Elite experience not just for the players
It is well documented that the TAC Cup is a development league for players, but it also provides development opportunities for club staff members across the full range of roles required to run a football club.
When one such opportunity arose for Josh Milner, the strength and conditioning coach at Gippsland Power, to step up at the recent NAB AFL Draft Combine he relished the chance.
Milner took on a role as a group manager at the combine. Working closely with the Medium Defenders group all week, he mentored the likes of Daniel Capiron, Jason Castagna, Jordan De Goey, Liam Duggan, Brayden Maynard, Jackson Nelson and Dillon Viojo-Rainbow.

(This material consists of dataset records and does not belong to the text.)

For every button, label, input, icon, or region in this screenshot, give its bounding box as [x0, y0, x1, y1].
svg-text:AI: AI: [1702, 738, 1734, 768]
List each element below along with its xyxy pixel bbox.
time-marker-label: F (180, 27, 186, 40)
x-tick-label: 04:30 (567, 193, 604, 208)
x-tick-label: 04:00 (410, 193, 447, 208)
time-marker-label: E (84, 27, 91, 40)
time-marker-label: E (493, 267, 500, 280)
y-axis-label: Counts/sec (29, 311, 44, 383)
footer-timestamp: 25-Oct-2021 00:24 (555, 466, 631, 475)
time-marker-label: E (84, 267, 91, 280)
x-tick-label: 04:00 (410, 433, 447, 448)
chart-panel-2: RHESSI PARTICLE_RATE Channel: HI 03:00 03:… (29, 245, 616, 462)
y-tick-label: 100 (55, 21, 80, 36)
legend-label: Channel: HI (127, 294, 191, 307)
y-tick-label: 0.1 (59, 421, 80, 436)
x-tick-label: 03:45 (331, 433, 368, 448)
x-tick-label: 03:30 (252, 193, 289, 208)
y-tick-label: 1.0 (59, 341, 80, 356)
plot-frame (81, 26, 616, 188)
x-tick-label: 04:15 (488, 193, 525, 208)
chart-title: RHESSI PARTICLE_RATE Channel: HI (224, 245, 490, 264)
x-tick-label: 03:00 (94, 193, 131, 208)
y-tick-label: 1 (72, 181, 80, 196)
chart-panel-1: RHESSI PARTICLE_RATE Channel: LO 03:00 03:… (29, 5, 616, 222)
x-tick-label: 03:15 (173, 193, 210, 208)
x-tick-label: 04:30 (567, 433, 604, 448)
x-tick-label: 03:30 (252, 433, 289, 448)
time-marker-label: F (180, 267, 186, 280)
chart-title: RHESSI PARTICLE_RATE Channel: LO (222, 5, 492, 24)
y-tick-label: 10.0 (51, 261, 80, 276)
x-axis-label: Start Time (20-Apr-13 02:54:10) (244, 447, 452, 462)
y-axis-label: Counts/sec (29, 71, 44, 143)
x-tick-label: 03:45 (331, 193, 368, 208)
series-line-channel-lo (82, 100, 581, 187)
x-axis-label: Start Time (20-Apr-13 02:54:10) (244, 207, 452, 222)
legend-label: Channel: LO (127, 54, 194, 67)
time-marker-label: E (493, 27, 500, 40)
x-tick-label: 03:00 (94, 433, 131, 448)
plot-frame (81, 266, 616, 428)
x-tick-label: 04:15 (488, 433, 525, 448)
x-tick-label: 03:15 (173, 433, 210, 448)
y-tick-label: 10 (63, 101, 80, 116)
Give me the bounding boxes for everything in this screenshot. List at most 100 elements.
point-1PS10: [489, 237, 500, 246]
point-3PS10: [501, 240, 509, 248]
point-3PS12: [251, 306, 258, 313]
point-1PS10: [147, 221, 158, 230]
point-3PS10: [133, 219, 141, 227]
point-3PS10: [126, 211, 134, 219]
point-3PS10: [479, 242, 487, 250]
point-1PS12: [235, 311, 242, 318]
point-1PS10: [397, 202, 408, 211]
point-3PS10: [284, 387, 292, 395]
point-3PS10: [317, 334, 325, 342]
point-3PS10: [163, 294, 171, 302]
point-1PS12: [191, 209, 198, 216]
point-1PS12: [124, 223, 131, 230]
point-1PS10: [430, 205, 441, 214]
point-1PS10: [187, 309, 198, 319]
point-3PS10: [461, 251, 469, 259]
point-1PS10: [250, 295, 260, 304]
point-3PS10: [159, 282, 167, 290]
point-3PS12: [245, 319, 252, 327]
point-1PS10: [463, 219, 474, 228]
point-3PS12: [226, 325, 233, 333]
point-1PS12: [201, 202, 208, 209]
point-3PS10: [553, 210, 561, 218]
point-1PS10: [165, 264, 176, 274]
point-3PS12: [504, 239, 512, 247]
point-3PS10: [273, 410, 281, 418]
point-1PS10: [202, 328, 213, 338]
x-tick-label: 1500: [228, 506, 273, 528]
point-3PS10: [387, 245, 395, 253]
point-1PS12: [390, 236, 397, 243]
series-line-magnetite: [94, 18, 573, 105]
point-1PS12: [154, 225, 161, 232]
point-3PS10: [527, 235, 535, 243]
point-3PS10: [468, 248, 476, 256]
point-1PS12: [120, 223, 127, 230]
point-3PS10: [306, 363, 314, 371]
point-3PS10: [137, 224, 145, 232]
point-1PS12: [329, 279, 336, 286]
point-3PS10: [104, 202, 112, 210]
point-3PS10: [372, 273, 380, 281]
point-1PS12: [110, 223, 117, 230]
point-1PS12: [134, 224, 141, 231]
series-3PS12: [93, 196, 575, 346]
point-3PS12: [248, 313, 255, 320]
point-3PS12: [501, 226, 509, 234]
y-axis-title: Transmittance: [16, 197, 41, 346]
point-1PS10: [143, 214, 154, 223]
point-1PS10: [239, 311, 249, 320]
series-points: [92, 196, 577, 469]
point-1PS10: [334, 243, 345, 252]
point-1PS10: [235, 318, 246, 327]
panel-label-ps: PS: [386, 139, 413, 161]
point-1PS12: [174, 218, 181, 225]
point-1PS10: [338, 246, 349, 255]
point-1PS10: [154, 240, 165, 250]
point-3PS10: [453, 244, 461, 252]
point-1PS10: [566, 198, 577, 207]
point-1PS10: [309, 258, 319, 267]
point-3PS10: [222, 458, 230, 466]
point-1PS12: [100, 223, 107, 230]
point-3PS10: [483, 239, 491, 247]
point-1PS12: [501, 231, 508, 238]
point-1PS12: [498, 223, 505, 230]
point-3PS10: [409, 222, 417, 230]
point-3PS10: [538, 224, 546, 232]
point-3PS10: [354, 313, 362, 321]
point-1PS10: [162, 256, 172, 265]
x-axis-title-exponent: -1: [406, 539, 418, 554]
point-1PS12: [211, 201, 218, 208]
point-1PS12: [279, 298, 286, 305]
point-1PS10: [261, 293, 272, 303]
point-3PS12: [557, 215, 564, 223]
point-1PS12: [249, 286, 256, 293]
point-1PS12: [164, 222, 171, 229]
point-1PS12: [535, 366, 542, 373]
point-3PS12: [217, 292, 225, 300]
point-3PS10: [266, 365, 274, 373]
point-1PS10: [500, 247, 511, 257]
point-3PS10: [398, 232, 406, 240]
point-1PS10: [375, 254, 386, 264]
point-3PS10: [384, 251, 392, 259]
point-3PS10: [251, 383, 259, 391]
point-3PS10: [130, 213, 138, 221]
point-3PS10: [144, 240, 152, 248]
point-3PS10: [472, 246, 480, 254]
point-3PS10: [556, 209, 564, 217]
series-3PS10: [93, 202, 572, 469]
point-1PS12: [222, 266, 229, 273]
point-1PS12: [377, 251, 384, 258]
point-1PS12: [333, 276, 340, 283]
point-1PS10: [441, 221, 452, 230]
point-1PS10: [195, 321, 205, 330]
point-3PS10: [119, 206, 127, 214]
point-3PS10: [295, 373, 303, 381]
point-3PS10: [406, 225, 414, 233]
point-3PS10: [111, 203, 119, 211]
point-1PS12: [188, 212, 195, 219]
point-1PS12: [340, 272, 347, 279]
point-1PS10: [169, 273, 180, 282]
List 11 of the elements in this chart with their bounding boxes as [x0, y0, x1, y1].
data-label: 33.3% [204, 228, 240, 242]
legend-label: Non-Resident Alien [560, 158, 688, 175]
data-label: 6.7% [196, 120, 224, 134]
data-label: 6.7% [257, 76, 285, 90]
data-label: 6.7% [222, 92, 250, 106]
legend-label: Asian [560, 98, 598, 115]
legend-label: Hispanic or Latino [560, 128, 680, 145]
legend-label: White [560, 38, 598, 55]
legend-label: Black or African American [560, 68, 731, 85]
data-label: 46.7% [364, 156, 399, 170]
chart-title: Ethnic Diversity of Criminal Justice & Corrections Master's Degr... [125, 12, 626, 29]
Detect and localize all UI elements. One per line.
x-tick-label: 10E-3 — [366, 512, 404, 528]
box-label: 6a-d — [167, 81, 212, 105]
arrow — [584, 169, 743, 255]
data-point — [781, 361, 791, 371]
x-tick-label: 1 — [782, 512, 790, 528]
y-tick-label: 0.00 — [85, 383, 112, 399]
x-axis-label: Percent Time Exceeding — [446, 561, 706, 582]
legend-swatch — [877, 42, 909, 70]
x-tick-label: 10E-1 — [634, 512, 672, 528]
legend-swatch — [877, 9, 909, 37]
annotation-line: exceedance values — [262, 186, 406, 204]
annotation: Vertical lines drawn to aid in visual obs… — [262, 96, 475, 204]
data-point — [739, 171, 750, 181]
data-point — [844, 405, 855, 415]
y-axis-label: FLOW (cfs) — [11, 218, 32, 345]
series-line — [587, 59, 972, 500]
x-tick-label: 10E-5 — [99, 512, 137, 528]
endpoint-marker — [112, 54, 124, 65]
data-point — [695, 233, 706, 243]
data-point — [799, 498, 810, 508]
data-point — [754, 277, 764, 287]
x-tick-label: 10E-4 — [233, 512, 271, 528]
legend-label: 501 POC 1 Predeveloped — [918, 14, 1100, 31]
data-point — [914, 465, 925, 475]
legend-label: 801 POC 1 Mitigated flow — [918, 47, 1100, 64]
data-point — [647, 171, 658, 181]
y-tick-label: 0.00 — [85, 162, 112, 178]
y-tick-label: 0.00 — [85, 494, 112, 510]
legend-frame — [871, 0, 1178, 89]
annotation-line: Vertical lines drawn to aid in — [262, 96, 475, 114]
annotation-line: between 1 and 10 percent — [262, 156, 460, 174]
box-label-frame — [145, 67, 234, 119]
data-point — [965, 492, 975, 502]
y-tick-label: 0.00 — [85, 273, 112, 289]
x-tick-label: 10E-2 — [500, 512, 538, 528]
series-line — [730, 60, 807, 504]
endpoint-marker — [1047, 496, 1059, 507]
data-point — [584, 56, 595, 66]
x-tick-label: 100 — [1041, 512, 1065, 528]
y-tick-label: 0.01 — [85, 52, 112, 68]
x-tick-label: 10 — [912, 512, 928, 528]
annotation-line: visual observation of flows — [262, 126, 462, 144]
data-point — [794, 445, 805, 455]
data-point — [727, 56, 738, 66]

Along with mentoring, and implementing the warm up and recovery process for the group, Milner also helped man the various stations during the testing.
The invitation to assist at the combine was a result of the effort Milner has put into his role at Power and his willingness to continuously develop his skills.
In the same way that players under his charge are striving to reach AFL levels, Milner aspires to ply his trade at the highest level.
After liaising with Jamie Hepner, AFL Victoria’s Head of Athlete Management, Milner was put in touch with renowned fitness coach Andrew Russell from Hawthorn Football Club.
A teacher at SEDA, Milner was able to spend seven days at the Hawks during the mid-year school holiday period as a part of a mentoring program with Russell.
“I helped out mainly in the weights room, but as I was able to get to know and build a rapport with the players and staff I was able to help with warm ups,” Milner said.
“It was a great experience, I was able to meet and learn from so many people.”
Milner was also fortunate enough to be able to work closely with the club rehab coordinator whose role is to bring back players who have been out with injury.
“He had Cyril (Rioli) recovering from a hammy and Josh Gibson from a pec muscle, I was able to see how they brought them back and worked on their match fitness, they were two really good examples.”
Milner knows what it takes to recover from injury all too well.
A sports fanatic growing up, football was Milner’s first choice. As a youngster from Warragul he played with Gippsland Power in the under 15’s and showed plenty of promise. But then injury struck and he missed out on playing under 16’s and TAC Cup.
“Being injured I was able to step back from footy and look at it from a different perspective.”
It sparked his interest in injury management and exercise science which has now turned into his passion.
“Teaching and working as a personal trainer for 6 years and just being involved with the elite systems has really pushed on that passion.”
“With my own injury experience I feel like I can relate to the draft prospects and the guys at Power better and help them both mentally and physically get back out on the ground and playing good football.”
In his role of group manager at the draft combine, Milner was able to help ease the potential draftee’s anxiety about the various tests and club interviews and keep them in a positive mindset.
“They had done the work throughout the year, they have all got the talent, they just needed to put their best foot forward and be both mentally and physically challenging themselves.”
While the athleticism of the international combine attendees, including Marvin Baynham‘s record breaking vertical jump, stood out to Milner, he was impressed with the performances of the Victorian boys.
“I think this draft a lot of Victorian’s will go, which is really positive.
“It shows that in the TAC Cup we are really focusing on athlete development rather than winning games.
“The TAC Cup is a good system for that, and I think going into the AFL the players have a better foundation which allows them to learn and develop the skills and the strength that they need.
It’s all been showcased at the combine.”
After a successful week at the combine taking everything in, Milner will continue to learn and develop his skills set heading into the new TAC Cup season.
Football at the elite level is a constantly evolving beast, the challenge for Milner as strength and conditioning coach is to be able to keep up with the changes and train players to be best prepared for the AFL system.
With more of a running element coming into the game, athletes are much lighter and faster but they still need to be strong.
“I am really trying to engross myself in and take as much as I can from the elite programs I have experienced and implement that in my role at Gippsland Power.”
He has completed a radical overhaul of Power’s entire training program that will see a much greater emphasis on tailored individual programs.
While preseason will be tough for the Gippsland boys, there is no doubt that they are in good hands.